And, the agency will confront directly vendors that have not agreed to information sharing, warned Linda Segal Blinn, vice president of technical services at ING, in a webcast sponsored by the National Institute of Pension Administrators.
Segal Blinn explained that the IRS was very concerned about 403(b) participants not exceeding loan and distribution limits, so in the regulations passed in 2007, it required that vendors share information with plan sponsors. For example, when an employee requests a loan from a vendor, that vendor must check with the plan sponsor whether the employee has loans outstanding with other vendors that may cause him or her to exceed the IRS loan limit.

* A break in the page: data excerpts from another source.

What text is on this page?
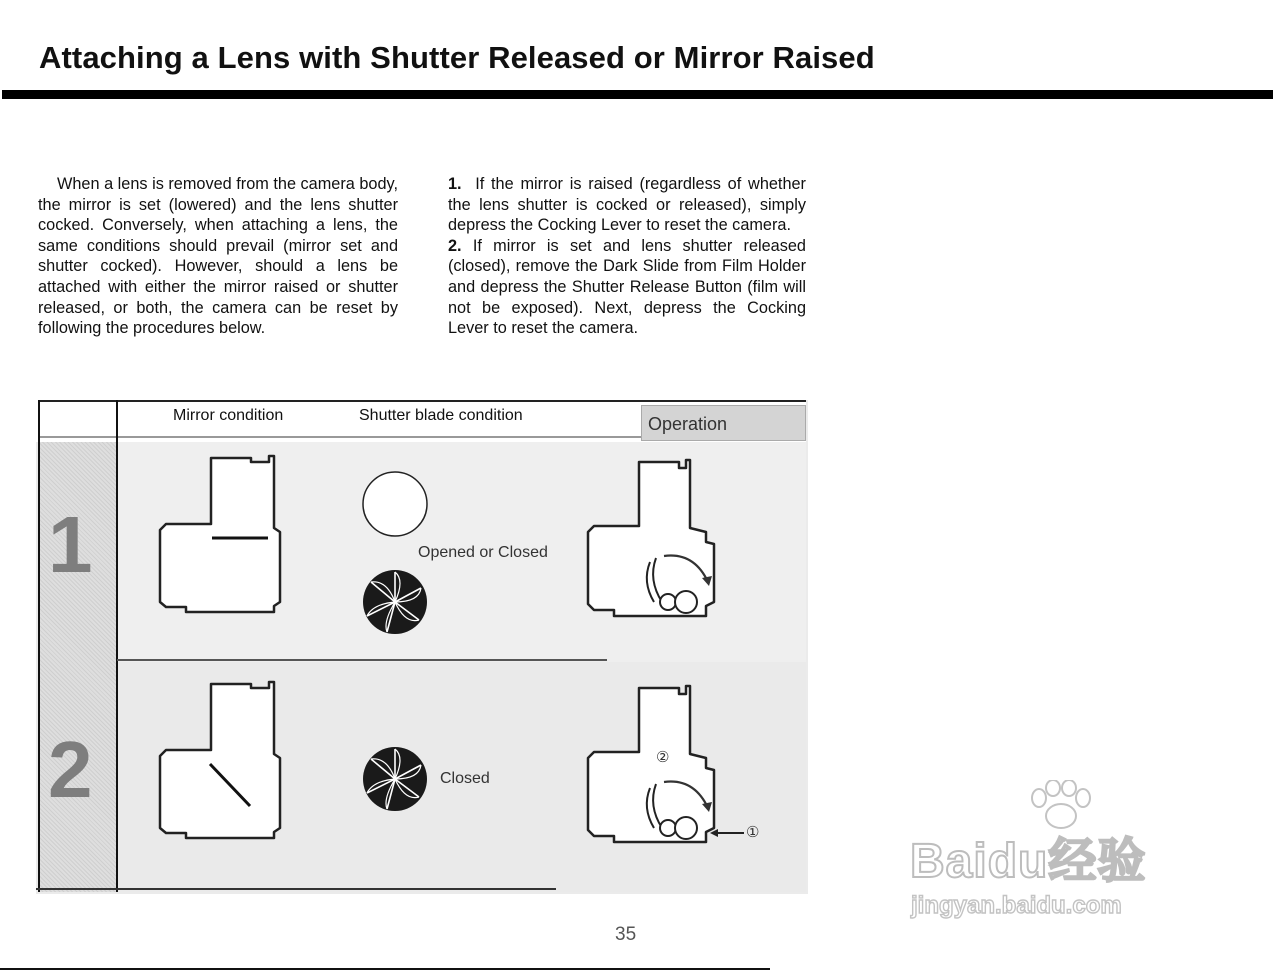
Attaching a Lens with Shutter Released or Mirror Raised

When a lens is removed from the camera body, the mirror is set (lowered) and the lens shutter cocked. Conversely, when attaching a lens, the same conditions should prevail (mirror set and shutter cocked). However, should a lens be attached with either the mirror raised or shutter released, or both, the camera can be reset by following the procedures below.

1. If the mirror is raised (regardless of whether the lens shutter is cocked or released), simply depress the Cocking Lever to reset the camera.

2. If mirror is set and lens shutter released (closed), remove the Dark Slide from Film Holder and depress the Shutter Release Button (film will not be exposed). Next, depress the Cocking Lever to reset the camera.

Mirror condition	Shutter blade condition	Operation
1
2
Opened or Closed
Closed
②
①
35
Baidu经验
jingyan.baidu.com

Information sharing rules, in addition to loans, applies to hardship withdrawals and when a participant severs employment. Segal Blinn says particularly in the educational arena, employees that retire are subsequently rehired. So, with distributions, plan sponsors and vendors want to make sure they are not distributing money to someone who no longer has a distributable event due to severance from employment.
With regard to current vendors, Segal Blinn noted, the IRS has provided draft model language for information sharing agreements in Revenue Procedure 2007-71; plan sponsors must put terms of information sharing in the plan document. If the vendor is no longer an approved vendor for the plan, plan sponsors must still request information sharing and have a formal information sharing agreement document in place.
The IRS also addresses orphan contracts – vendors who were deselected from 2005 to 2008. Plan sponsors must make a good faith effort to have information sharing (see “Ask the Experts – Information Sharing Agreements”). Segal Blinn says the best practice is to have a formal information sharing agreement in place, but sponsors must at least reach out to these vendors to make sure limits are not exceeded.
She urges plan sponsor to document their efforts, because they will need documentation if their plan is audited.